Cultural Surveys Hawaii


Established 1982



  Return to Kaho‘olawe Projects  


Cultural Surveys Hawai‘i (CSH), on contract with Parsons-UXB Joint Venture, performed the archaeological assessment, survey, site protection, data recovery and documentation of all historic properties for the U.S. Navy's Kaho‘olawe Island Ordnance Clearance Project. CSH also helped to develop and implement a pioneering effort to study the effects of ordnance detonation on archaeological sites.


Over many centuries, the Hawaiian people established Kaho‘olawe Island as a focus of settlement, fishing, and teaching. In the 19th and early-20th centuries, the island was used for sheep and cattle ranching.
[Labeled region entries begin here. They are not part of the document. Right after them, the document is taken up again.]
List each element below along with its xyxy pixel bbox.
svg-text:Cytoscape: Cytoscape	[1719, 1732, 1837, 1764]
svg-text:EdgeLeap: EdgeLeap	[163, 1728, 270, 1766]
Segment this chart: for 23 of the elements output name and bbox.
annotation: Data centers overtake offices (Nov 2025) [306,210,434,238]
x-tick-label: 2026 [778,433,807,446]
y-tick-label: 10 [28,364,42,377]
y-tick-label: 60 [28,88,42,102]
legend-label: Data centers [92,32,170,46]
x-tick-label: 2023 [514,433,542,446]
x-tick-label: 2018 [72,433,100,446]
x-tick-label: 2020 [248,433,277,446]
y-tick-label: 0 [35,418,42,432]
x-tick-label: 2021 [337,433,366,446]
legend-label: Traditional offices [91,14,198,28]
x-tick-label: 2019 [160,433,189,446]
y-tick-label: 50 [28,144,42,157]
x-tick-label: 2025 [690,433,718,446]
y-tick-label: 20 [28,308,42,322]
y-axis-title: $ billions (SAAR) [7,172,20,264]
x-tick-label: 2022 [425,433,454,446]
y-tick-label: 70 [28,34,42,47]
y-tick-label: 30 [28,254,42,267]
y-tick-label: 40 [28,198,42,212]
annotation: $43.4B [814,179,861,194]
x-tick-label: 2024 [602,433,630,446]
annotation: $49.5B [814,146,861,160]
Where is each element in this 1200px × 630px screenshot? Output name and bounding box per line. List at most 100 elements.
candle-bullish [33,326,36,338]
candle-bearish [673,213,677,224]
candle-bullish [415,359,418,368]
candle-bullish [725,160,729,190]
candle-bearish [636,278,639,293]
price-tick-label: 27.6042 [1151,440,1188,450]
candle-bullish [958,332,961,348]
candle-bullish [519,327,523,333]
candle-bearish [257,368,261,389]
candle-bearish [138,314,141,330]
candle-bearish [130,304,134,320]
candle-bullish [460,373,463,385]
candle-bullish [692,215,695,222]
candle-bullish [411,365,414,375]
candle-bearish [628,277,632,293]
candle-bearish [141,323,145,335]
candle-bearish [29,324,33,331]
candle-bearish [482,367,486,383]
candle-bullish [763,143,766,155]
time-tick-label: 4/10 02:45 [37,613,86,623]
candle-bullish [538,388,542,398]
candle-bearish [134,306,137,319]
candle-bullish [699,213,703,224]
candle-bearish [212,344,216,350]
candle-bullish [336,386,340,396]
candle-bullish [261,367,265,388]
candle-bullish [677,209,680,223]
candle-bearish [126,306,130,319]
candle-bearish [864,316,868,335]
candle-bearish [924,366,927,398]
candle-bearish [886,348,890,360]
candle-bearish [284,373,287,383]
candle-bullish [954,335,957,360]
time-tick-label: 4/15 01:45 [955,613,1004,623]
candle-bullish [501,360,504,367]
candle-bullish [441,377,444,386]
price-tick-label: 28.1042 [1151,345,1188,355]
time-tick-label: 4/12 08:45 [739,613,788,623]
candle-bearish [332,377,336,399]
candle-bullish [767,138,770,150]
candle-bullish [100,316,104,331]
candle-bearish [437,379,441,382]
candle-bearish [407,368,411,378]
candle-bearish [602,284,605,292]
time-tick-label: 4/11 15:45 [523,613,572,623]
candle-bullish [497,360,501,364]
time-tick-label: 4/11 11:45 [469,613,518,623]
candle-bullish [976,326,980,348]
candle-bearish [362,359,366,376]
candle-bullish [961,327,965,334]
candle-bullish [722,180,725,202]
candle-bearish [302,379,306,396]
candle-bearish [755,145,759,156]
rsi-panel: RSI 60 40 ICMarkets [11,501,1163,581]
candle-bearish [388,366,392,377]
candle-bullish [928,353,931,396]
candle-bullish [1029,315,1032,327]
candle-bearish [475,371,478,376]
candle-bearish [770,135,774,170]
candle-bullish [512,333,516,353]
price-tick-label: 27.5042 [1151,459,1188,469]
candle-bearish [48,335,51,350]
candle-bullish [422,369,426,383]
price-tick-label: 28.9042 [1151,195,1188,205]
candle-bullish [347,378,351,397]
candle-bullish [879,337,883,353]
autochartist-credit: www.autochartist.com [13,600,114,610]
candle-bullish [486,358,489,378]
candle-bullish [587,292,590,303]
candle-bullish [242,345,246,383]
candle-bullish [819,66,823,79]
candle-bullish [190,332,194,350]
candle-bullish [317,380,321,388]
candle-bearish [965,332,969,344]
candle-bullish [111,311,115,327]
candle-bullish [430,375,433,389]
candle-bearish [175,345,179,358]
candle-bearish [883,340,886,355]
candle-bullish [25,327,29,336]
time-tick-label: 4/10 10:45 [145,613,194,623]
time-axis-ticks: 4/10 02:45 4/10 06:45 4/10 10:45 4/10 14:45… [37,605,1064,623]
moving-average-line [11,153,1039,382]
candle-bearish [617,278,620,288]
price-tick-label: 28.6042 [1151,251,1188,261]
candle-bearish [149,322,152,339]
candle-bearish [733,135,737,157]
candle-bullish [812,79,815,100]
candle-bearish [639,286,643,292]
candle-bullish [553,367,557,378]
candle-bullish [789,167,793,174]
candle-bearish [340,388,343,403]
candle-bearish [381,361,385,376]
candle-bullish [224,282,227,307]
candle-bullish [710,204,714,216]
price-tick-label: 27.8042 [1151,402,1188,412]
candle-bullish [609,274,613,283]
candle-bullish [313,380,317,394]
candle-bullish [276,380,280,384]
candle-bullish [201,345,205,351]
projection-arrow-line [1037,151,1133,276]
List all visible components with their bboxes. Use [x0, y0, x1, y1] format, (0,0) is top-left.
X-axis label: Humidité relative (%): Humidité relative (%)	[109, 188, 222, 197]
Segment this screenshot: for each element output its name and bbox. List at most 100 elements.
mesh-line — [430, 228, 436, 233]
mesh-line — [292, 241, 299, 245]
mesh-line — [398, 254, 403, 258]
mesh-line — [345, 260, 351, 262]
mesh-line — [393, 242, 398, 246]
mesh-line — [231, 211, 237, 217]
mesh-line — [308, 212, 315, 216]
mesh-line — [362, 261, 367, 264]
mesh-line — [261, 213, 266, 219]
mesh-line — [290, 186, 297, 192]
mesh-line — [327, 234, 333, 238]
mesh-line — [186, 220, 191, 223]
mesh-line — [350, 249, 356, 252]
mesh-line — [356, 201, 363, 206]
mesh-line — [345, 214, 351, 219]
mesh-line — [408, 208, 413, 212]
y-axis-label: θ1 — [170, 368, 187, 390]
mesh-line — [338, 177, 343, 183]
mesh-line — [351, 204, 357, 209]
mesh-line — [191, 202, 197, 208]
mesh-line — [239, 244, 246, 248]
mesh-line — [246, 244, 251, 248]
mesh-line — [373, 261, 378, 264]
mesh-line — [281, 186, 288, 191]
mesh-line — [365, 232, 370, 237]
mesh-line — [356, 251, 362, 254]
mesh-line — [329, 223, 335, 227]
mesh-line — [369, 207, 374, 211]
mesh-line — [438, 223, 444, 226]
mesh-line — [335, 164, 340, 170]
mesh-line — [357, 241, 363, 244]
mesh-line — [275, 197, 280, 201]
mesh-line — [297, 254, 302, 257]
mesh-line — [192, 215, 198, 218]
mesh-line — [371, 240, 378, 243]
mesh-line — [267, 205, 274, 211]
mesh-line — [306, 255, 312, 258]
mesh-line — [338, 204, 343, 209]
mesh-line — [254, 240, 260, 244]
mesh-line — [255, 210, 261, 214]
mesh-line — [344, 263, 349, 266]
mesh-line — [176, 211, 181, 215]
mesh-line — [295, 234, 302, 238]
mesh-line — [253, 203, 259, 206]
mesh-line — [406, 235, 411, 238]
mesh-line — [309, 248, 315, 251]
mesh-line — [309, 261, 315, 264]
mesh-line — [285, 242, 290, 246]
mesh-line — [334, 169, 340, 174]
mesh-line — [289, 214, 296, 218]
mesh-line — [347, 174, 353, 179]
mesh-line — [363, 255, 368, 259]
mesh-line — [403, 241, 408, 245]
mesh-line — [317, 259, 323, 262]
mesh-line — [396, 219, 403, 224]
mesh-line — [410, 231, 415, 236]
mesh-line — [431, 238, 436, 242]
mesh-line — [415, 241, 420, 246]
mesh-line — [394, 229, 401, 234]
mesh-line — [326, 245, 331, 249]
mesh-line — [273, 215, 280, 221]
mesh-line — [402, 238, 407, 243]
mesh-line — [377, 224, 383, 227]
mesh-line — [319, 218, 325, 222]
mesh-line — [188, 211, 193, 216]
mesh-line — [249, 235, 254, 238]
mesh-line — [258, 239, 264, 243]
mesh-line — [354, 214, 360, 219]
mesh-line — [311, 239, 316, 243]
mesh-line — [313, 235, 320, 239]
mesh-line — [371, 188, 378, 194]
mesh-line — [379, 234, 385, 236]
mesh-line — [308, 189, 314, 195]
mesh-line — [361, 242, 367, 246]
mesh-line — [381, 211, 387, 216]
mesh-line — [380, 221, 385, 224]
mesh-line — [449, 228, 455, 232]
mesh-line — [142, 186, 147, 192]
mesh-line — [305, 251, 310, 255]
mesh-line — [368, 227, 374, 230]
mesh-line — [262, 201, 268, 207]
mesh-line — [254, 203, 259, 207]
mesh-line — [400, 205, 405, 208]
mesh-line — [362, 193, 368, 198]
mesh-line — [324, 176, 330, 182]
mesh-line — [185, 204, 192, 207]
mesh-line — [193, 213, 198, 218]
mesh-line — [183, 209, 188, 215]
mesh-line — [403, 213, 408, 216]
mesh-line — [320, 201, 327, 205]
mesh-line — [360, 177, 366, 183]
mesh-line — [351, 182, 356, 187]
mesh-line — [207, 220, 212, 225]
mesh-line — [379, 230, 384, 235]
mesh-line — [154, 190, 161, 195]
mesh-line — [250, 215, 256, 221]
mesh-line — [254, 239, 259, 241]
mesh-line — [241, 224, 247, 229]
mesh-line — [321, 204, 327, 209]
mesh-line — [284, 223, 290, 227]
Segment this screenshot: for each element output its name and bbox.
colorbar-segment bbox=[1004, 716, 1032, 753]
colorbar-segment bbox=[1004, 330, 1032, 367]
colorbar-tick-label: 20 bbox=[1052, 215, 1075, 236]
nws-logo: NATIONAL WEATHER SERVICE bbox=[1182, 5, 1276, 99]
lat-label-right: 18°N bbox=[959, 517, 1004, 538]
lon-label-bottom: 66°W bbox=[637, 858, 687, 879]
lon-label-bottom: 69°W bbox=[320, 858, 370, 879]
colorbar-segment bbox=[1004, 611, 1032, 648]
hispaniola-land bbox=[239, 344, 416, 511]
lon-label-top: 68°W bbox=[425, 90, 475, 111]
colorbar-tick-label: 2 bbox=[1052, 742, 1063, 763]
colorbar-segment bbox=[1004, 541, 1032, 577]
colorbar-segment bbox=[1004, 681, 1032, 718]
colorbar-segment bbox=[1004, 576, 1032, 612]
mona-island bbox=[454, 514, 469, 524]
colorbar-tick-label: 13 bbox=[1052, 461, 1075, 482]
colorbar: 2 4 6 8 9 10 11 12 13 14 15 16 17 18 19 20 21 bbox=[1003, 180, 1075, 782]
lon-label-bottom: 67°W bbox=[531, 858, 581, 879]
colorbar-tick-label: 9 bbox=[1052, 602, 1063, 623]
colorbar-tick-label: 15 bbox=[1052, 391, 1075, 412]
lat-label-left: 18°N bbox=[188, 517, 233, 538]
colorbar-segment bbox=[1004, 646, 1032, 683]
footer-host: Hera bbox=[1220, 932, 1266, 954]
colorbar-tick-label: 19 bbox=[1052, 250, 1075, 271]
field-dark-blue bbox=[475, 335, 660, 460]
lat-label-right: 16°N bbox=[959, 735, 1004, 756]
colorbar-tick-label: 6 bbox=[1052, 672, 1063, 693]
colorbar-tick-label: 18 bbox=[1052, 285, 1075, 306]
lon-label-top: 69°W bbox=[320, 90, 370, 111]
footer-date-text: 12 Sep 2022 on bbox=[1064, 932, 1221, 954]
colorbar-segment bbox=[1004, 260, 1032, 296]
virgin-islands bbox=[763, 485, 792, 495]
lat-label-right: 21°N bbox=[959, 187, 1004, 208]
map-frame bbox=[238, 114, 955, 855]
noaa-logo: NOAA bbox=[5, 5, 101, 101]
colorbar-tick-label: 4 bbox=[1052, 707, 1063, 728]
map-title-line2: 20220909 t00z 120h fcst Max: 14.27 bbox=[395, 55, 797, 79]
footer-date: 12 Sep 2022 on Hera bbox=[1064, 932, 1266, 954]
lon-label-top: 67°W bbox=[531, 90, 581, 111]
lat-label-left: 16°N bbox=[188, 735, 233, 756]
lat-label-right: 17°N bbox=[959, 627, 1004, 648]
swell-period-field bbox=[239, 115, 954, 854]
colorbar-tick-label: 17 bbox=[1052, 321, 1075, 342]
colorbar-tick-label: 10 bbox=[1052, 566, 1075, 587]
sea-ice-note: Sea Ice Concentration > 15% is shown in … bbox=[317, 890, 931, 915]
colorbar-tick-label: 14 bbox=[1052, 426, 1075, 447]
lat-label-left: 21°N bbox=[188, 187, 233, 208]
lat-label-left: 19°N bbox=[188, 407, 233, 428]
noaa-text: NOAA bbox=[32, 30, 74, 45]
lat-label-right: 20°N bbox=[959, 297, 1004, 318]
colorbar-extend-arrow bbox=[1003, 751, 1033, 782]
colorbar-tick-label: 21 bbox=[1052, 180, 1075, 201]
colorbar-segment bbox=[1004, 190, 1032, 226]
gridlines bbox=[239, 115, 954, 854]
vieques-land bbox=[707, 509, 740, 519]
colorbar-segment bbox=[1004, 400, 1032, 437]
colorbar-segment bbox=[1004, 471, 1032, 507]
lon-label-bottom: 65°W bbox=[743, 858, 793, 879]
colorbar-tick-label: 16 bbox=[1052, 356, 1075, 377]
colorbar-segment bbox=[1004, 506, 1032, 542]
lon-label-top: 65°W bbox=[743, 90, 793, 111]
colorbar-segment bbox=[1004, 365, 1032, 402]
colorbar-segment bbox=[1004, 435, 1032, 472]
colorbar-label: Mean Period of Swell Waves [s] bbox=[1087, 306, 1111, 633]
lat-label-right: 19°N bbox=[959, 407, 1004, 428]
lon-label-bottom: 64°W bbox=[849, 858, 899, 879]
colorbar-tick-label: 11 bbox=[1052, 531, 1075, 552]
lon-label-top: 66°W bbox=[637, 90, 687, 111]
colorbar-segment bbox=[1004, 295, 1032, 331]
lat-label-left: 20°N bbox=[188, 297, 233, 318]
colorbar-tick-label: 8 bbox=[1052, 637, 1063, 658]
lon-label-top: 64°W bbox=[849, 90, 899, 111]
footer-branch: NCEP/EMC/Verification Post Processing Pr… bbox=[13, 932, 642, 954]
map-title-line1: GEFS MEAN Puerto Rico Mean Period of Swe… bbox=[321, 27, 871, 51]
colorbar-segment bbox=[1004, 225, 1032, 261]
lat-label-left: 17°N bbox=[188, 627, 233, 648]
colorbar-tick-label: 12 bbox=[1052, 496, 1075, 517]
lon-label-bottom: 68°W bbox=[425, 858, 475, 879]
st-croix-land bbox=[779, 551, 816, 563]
After 1941, Kaho‘olawe was used by the U.S. military as a target and training area.

The entire island was placed on the National Register of Historic Places in 1981. Since 1998, Kaho‘olawe has been the scene of the largest ordnance clearance project in the world and the largest single archaeological effort in Hawai‘i.


The contributions of CSH to the project include:

  A thorough archaeological survey of the entire 45-square mile island.  
  Location and documentation of nearly 1,500 individual historic properties.  
  Protection of these 1,500 properties during all phases of the clearance project.  
  Integration of all historic property information into a database which makes text, photos, maps and GIS data instantly available for permanent reference.  
    The investigative and technological innovations generated by the Kaho‘olawe Island project will provide an extraordinary model for many years to come and we are honored to have participated in this landmark project. CSH will continue to incorporate the skills acquired and lessons learned on Kaho‘olawe into all our future projects.